Dissection of a DNA-damage-induced transcriptional network using a combination of microarrays, RNA interference and computational promoter analysis

Abstract

Background: Gene-expression microarrays and RNA interferences (RNAi) are among the most prominent techniques in functional genomics. The combination of the two holds promise for systematic, large-scale dissection of transcriptional networks. Recent studies, however, raise the concern that nonspecific responses to small interfering RNAs (siRNAs) might obscure the consequences of silencing the gene of interest, throwing into question the ability of this experimental strategy to achieve precise network dissections.

Results: We used microarrays and RNAi to dissect a transcriptional network induced by DNA damage in a human cellular system. We recorded expression profiles with and without exposure of the cells to a radiomimetic drug that induces DNA double-strand breaks (DSBs). Profiles were measured in control cells and in cells knocked-down for the Rel-A subunit of NFkappaB and for p53, two pivotal stress-induced transcription factors, and for the protein kinase ATM, the major transducer of the cellular responses to DSBs. We observed that NFkappaB and p53 mediated most of the damage-induced gene activation; that they controlled the activation of largely disjoint sets of genes; and that ATM was required for the activation of both pathways. Applying computational promoter analysis, we demonstrated that the dissection of the network into ATM/NFkappaB and ATM/p53-mediated arms was highly accurate.

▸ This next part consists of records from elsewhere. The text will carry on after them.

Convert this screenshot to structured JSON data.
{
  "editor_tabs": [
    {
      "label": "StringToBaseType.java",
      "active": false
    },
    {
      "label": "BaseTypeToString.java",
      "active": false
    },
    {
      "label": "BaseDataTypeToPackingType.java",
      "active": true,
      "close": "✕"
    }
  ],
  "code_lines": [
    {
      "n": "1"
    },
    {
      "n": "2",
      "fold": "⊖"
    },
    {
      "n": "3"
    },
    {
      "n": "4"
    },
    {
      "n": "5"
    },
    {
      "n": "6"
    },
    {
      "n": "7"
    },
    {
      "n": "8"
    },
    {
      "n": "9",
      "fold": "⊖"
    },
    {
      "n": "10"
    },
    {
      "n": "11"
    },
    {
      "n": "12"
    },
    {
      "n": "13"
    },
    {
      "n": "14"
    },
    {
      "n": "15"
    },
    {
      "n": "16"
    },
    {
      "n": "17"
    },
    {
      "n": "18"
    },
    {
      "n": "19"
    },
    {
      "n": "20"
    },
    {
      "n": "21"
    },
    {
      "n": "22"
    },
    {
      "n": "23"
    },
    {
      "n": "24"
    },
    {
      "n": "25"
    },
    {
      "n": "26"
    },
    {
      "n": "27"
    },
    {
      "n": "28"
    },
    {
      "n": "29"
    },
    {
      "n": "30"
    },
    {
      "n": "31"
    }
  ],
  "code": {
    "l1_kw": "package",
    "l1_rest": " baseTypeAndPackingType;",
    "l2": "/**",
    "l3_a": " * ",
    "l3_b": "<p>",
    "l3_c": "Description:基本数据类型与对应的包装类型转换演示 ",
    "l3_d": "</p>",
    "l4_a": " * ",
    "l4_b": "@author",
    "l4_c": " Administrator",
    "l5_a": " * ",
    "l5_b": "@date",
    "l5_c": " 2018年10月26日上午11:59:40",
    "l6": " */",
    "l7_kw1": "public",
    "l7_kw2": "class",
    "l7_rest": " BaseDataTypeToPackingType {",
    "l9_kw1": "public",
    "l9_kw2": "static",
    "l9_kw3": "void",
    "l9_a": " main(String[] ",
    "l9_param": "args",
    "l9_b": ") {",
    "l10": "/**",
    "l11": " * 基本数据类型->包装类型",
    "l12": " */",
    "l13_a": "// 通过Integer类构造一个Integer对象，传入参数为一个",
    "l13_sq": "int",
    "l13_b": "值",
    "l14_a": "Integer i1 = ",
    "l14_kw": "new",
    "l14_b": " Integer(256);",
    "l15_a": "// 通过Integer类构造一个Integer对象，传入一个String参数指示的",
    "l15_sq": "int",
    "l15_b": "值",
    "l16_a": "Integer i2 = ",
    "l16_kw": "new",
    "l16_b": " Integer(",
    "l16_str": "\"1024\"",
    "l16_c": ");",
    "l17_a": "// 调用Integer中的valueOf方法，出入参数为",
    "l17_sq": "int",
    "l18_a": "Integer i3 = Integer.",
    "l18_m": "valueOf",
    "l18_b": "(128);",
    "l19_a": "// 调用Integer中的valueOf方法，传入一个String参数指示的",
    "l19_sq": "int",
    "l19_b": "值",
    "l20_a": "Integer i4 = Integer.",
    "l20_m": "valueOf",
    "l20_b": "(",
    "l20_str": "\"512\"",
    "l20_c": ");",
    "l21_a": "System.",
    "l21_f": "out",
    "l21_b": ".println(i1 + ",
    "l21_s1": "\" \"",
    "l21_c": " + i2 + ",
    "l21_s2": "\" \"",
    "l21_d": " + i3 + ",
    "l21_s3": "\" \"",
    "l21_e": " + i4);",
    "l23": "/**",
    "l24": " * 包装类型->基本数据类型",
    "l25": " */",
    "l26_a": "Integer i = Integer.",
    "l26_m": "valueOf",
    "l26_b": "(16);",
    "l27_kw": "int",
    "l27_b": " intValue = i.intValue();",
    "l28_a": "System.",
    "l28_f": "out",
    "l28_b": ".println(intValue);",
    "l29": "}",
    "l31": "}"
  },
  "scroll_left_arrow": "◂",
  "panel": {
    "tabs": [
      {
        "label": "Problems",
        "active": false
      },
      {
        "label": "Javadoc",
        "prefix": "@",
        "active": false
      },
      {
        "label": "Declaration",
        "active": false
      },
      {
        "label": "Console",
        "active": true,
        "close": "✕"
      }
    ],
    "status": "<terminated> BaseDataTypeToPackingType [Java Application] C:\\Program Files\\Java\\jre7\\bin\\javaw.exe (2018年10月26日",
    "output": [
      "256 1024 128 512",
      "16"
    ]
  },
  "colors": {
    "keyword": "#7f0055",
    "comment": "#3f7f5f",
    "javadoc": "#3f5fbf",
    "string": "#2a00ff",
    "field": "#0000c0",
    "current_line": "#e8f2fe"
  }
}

Conclusions: Our results demonstrate that the combined experimental strategy of expression arrays and RNAi is indeed a powerful method for the dissection of complex transcriptional networks, and that computational promoter analysis can provide a strong complementary means for assessing the accuracy of this dissection.

Figure 1

Western blotting analysis showing the reduction in protein levels encoded by mRNAs that were targeted by siRNAs. α-Tubulin was used as a loading control.

Figure 2

The four major expression patterns in the damage-induced gene set revealed by cluster analysis. For each of the 112 damage-induced genes, the fold change in expression level 4 h after NCS treatment was computed in uninfected cells and in the cells knocked-down for Rel-A, p53 and ATM, yielding a 112 × 4 data matrix, with the rows corresponding to genes. This matrix was subjected to hierarchical clustering after normalizing the rows to have mean = 0 and SD = 1. The heat map visually represents the normalized matrix after being clustered. Red, green and black entries represent above-, below- and near-average fold change of induction, respectively. Four prominent expression patterns are evident. Cluster 1 represents genes whose induction is strongly attenuated in cells knocked-down for Rel-A and ATM (compared to the response in the control uninfected cells), and only partially attenuated in cells knocked-down for p53. Cluster 2 represents genes whose response is attenuated in cells knocked-down for p53 and ATM, but augmented in cells knocked-down for Rel-A. Cluster 3 represents genes whose response is attenuated in cells knocked-down for p53 and ATM, but not affected by knocking-down Rel-A. Cluster 4 represents genes whose response is markedly attenuated in cells knocked-down for p53, and only partially attenuated in cells knocked-down for ATM.